Is that going to be getting partially corrected by the share based compensation issues?
Angela Little
That will be part of it. There's also, Q1 also from a timing perspective does have more expenses, some of them adjustments to EBITDA than some of the other quarters.
The amortization that you see in that add back that's going to continue just based on the acquisitions in the intangibles. But I do think you'll see some improvement in some of those other areas.
Colin Fisher
In terms of the intangibles, is that basically on a 10 year, even straight line amortization?
Angela Little
For the most part, yes, we look at each acquisition, obviously, on its own and do a fair value and purchase price allocation analysis. But that's a fair average for the consolidated.
Colin Fisher
And I've been noticing that day sales outstanding has been laxing. Is that any particular business that's dropped or is that just a market function or what's driving the DSO?
Angela Little
You're speaking of the accounts receivable.
Colin Fisher
Yes, day sales outstanding. Yes.
Angela Little
Yes. Some of that is going to correct itself in Q2, we are expecting for the accounts receivable to go down quite a bit.
We're going to be collecting on some of the related party balances. So I think you'll see a big improvement from Q1 to Q2.
Colin Fisher
Okay. I was going to ask you about that AR stuff.
I know this is a picky, tricky thing. But I know you cured it in the past and you have a great relationship with BMO, but you have another debt covenant breach.
Angela Little
We do.
Colin Fisher
Where -- how could you view -- do you to expect that to solve quickly as it did the last time?
Angela Little
I do. I expect it to be solved for Q2, as you mentioned, I mean, BMO is obviously been a great partner to us and continues to be a great partner.
We are in the midst of revising the loan cabinets for through the rest of this year. So I expect we will be in compliance for Q2.
We won't have a need for a waiver. And we should be good for the end of the year.
Colin Fisher
Okay, that's great to hear. The other question I have is gross margin looks like it is back.
So you had decent margins last year sort of early just after the acquisition. It's sorted to trend down a little bit and then you had the Xome acquisition that materially impacted it.
Angela Little
Correct.
Colin Fisher
It's expanded again which is great to see. I have run some sensitivity analysis but is it basically that the new business as it expands.
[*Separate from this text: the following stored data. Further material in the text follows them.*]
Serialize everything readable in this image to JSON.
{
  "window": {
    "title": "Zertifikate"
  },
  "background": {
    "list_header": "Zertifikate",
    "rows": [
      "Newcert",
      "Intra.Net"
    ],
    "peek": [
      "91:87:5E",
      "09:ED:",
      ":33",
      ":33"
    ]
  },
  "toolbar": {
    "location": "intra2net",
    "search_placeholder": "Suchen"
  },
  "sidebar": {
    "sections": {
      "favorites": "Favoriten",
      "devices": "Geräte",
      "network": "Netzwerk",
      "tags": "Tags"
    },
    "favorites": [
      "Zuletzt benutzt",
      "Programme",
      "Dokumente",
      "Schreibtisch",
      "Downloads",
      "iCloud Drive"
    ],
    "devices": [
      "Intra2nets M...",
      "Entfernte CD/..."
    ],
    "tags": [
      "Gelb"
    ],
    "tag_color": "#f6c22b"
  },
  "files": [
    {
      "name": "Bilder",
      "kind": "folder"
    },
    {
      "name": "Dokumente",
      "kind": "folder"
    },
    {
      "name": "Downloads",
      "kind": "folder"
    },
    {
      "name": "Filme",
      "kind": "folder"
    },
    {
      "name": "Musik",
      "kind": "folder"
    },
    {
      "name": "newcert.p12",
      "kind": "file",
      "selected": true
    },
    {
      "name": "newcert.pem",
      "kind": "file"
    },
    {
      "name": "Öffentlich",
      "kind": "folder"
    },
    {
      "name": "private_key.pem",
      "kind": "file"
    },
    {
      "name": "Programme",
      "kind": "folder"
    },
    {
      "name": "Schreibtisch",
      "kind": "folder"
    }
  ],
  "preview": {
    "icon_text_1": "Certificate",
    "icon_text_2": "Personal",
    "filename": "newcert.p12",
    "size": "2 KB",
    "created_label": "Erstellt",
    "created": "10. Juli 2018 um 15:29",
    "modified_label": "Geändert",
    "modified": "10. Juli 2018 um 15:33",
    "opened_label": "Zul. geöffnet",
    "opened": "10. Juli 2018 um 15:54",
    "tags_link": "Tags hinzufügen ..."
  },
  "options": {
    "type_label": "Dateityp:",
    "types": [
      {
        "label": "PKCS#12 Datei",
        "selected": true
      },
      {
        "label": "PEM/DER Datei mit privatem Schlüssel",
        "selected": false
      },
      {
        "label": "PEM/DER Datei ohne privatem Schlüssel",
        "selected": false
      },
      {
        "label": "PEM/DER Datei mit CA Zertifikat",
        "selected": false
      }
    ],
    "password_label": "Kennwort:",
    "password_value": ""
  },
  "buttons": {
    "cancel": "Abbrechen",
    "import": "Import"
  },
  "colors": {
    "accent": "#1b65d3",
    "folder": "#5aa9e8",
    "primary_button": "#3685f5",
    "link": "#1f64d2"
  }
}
So I did a simple math, which was a $1 million of around 80% gross margin gives you about a 1.23% increase in gross margin. Is that roughly what we're seeing is just your marginal business is now just coming in at higher mark like significantly higher margins and the core businesses dragging it back.
And by core, sorry not core, but legacy business like Xome is the primary drags on at this point.
Angela Little
Yes. And I think back to Gary's point, I mean, obviously, our focus is on the more staff based products and transitioning to that model.
So you're right, that traditional valuation, the acquisition of Xome clearly had an impact as we move forward. And we had the Benutech acquisition in December.
So that's certainly helping. And we continue to look for ways to enhance those SaaS based offerings, AOL will be [Indiscernible] as well as the additional tax products.
So I do, I sort of echo what Gary's already said. I think by the back half of the year, you're going to see that improved quite a bit.
Gary Yeoman
Yes, Colin, if I can just expand on that a bit. We basically we have merged all of our valuation offerings into what we call Voxtur valuation.
And if you explore what's happening in the marketplace today, especially with the advent in July of Fannie bringing on the new desktop valuation protocol, what you're going to see is a really, really nice mix for us because traditional valuation is not going to go away. It's going to be here to stay.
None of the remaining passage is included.